In the detection stage, we use the representation learner and the candidate nominator as the detection model.

In the parsing stage, we use the representation learner and the local prediction as the parsing model.

Experiments

Performance evaluation

The goal of multiple-human parsing is to accurately detect the persons in one image and generate semantic category predictions for each pixel in the detected regions.

Mean average precision based on pixel (\(mAP^p\))

we adopt pixel-level IOU of different semantic categories on a person.

Percentage of correctly segmented body parts (PCP)

evaluate how well different semantic categories on a human are segmented.

Global Mean IOU

evaluates how well the overall parsing predictions match the overall global parsing labels.

Implementation details

  • representation learner

    adopt a residual network [19] with 50 layers, contains all the layers in a standard residual network except the fully connected layers.

    input: an image with the shorter side resized to 600 pixels and the longer side no larger than 1000 pixels

    output: 1/16 of the spatial dimension of the input image

  • global parser

    add a deconvolution layer after the representation learner.

    output: a feature map with spatial dimension 1/8 of the input image

  • candidate nominator

    use region proposal network (RPN) to generate region proposals.

    output: region proposals

  • local parser

    based on the region after Region of Interest (ROI) pooling from the representation learner and the size after pooling is 40.

  • global-local aggregator

    the local part is from the hidden layer in the local parser, and the global part uses the feature after ROI pooling from the hidden layer of the global parser with the same pooled size.

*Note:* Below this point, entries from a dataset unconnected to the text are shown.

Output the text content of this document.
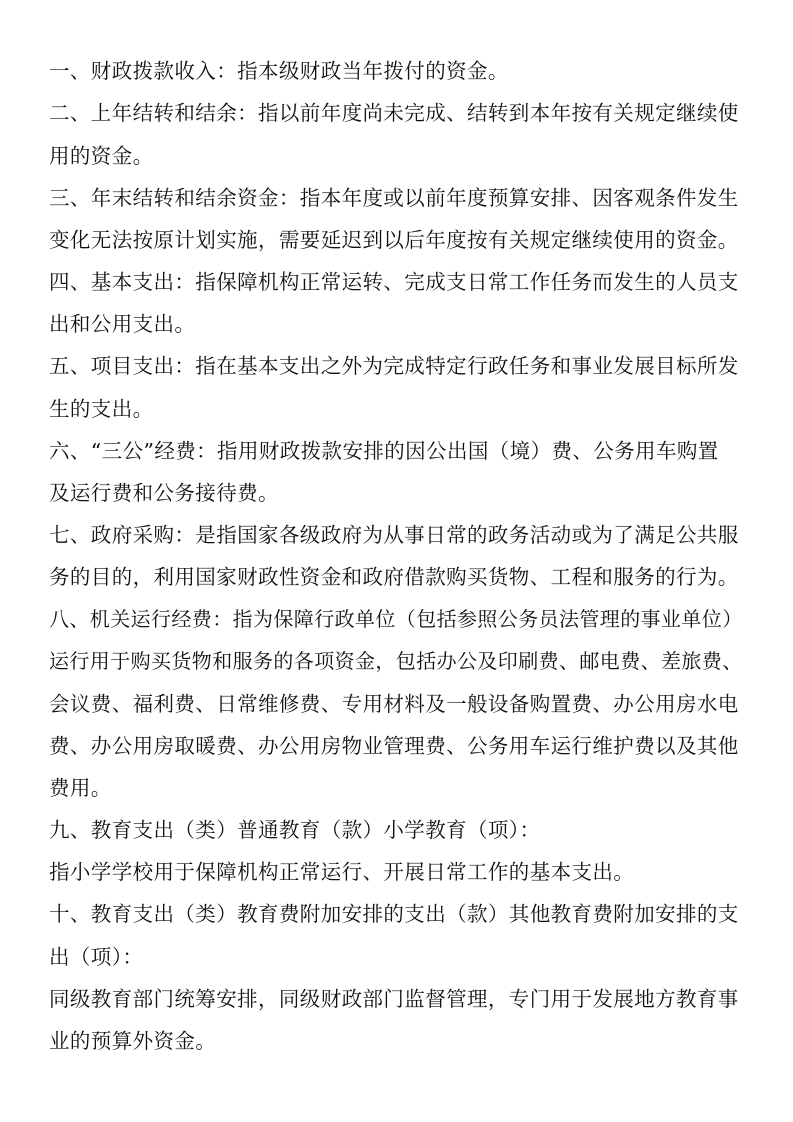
一、财政拨款收入：指本级财政当年拨付的资金。
二、上年结转和结余：指以前年度尚未完成、结转到本年按有关规定继续使
用的资金。
三、年末结转和结余资金：指本年度或以前年度预算安排、因客观条件发生
变化无法按原计划实施，需要延迟到以后年度按有关规定继续使用的资金。
四、基本支出：指保障机构正常运转、完成支日常工作任务而发生的人员支
出和公用支出。
五、项目支出：指在基本支出之外为完成特定行政任务和事业发展目标所发
生的支出。
六、“三公”经费：指用财政拨款安排的因公出国（境）费、公务用车购置
及运行费和公务接待费。
七、政府采购：是指国家各级政府为从事日常的政务活动或为了满足公共服
务的目的，利用国家财政性资金和政府借款购买货物、工程和服务的行为。
八、机关运行经费：指为保障行政单位（包括参照公务员法管理的事业单位）
运行用于购买货物和服务的各项资金，包括办公及印刷费、邮电费、差旅费、
会议费、福利费、日常维修费、专用材料及一般设备购置费、办公用房水电
费、办公用房取暖费、办公用房物业管理费、公务用车运行维护费以及其他
费用。
九、教育支出（类）普通教育（款）小学教育（项）：
指小学学校用于保障机构正常运行、开展日常工作的基本支出。
十、教育支出（类）教育费附加安排的支出（款）其他教育费附加安排的支
出（项）：
同级教育部门统筹安排，同级财政部门监督管理，专门用于发展地方教育事
业的预算外资金。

The network is optimized with one image per batch and the optimizer used is Adam [20].

Experimental analysis

Overall performance evaluation

RL stands for the representation learner, G means the global parser, L denotes the local parser, A for aggregator.

Qualitative comparison

We can see that the MH-Parser captures more fine-grained details compared to the global parser, as some categories with a small number of pixels are accurately predicted.

Conclusion and future work

In this paper, we introduced the multiple-human parsing problem and a new large-scale MHP dataset for developing and evaluating multiple-human parsing models.

We also proposed a novel MH-Parser algorithm to address this new challenging problem and performed detailed evaluations of the proposed method with different baselines on the new benchmark dataset.